When the first Hunger Games movie was released in 2012, it had some problems: It was winding and episodic, and its story—of children thrust into murderous games by an authoritarian central government—was founded on ad hoc sci-fi world-building that didn't entirely stand up to scrutiny. But the film was bolstered by memorable design work, a chilling concept (albeit one that quite obviously echoed the lesser-known Japanese film Battle Royale), and a star-making lead performance from Jennifer Lawrence.
Even more than that, however, it seemed to both capture and foretell a political and cultural moment. The Hunger Games was set in Panem, a far-future version of the United States that had been divided into a dozen districts, organized by tier and class. Denizens of the Capitol lived in decadent luxury, frolicking in elaborate-to-the-point-of-absurd formalwear and taking great pleasure in the annual games that forced children to murder each other as part of a reality TV competition. In the outer districts, rural residents suffered in poverty under police-state rule as their labors were repurposed to facilitate the luxuries of the Capitol. The futuristic setting channeled anger about political and economic inequality, and the games themselves transmuted the era's sense that childhood itself had become a brutal winner-take-all gauntlet performed for the benefit of uncaring authority figures.
The movie and its sequels resonated in part because they were smartly crafted, but also because because they captured a prevailing sense that something—perhaps many things—was deeply, fundamentally wrong with society, with politics, with government, with growing up, and that children and teenagers were expected to bear the brunt of that broken system. The critique was a mishmash of ideologies and anxieties, from libertarian concerns about oppressive government to progressive worries about inequality to more prosaic worries about the increasingly impossible expectations for ambitious teenagers. But it was a hit because it blended all of these things into one big quasi-metaphorical package that skewered the disarray of an early 10s America that seemed to be at the precipice of its own sort of dystopia.
Now, a little more than a decade later, there's another Hunger Games movie in theater, a prequel once again based on a book by series author Susan Collins: The Ballad of Songbirds and Snakes.
Directed by Francis Lawrence, who helmed three of the four previous Hunger Games films, it is once again exquisitely crafted. The movie is set 64 years before the events of the first film, when the Hunger Games were still new and the Capitol of Panem was not as developed as when we previously encountered it. Instead of outrageous reality TV chic, the vibe is more muted, a mix of 1950s American futurism and more ominous imagery echoing the Third Reich.

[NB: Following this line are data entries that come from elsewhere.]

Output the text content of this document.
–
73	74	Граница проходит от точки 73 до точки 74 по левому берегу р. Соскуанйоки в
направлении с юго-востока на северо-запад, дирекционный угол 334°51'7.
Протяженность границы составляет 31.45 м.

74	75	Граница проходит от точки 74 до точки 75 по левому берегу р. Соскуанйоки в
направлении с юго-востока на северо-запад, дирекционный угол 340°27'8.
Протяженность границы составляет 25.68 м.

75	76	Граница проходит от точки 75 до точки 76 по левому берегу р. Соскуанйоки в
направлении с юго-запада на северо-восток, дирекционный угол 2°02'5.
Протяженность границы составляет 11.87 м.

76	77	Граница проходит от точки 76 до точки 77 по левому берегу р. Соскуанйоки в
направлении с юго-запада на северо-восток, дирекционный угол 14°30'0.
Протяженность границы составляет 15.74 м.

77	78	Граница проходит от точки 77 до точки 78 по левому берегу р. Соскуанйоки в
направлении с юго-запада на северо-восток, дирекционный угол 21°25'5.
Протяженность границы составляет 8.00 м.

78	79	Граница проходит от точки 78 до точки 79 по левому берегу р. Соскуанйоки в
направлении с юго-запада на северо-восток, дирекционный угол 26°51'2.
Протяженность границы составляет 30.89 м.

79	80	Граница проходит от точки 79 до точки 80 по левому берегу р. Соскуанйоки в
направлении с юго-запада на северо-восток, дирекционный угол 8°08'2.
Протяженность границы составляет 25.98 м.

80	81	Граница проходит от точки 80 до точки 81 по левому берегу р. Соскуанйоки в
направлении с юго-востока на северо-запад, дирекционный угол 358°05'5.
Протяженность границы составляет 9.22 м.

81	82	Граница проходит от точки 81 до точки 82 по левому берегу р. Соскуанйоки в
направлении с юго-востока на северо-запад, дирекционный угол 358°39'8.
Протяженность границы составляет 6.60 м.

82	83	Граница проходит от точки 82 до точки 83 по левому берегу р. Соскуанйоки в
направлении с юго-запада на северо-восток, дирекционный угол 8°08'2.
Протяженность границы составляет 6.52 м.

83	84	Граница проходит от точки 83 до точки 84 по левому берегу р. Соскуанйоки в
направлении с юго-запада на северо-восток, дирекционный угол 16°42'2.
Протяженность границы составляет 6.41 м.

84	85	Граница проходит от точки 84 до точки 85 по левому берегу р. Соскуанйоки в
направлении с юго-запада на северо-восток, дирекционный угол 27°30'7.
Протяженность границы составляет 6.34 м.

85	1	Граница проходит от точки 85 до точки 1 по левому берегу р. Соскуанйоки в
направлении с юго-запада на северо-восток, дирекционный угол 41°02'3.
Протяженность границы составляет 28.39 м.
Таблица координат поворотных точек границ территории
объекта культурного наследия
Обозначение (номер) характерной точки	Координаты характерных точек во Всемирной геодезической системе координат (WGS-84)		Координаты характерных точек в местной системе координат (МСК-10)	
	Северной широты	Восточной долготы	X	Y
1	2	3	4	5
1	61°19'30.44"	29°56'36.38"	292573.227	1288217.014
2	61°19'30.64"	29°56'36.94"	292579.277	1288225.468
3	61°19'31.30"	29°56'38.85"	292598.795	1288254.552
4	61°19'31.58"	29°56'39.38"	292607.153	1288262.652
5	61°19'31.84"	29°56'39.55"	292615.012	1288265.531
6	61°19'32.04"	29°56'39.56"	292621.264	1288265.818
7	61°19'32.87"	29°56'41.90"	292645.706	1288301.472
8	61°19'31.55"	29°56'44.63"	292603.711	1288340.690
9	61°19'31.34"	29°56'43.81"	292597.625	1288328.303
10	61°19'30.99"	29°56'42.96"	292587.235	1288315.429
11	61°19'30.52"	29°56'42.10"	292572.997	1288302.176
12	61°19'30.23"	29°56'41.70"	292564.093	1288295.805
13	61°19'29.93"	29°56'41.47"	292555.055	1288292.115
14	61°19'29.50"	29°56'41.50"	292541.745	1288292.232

And like the previous films, The Ballad of Songbirds and Snakes is anchored by a strong and likely star-making performance from its young female lead, Rachel Zegler, who plays Lucy Gray Baird, the female tribute from District 12 who spends much of the movie fighting other children in an attempt to survive.
But instead of focusing on Zegler's tribute, much of the story is built around the journey of a young Coriolanus Snow, who we know grows up to be the ruthless dictator behind the expansion of the games and the future Panem of the initial run of films. It's the story of Snow's path from a put-upon kid—his family lives amongst the denizens of the Capitol, but has money troubles—to totalitarian monster, and we already know how it ends, if not every detail along the way.
This ultimately means that the new film lacks both meaningful narrative stakes and the sort of metaphorical heft of the original films. It's not a story of survival and social change, of a hero rallying against an oppressive government and a callous system. It's just the background information about a repressive state and the man who would grow up to be its leader. It's not just that there's nothing to root for here, Zegler's winning performance notwithstanding, it's that there's nothing to care about, nothing to latch onto. It's lavish, yes, and Zegler works wonders with an underwritten character. But this movie feels empty and inevitable and decadent—more like the sort of beautiful, soulless thing that would come out of the Capitol of Panem than an effective skewering of it. It's a dystopian disappointment.
CORRECTION: The games are run by residents of the Capitol, which is distinct from District 1.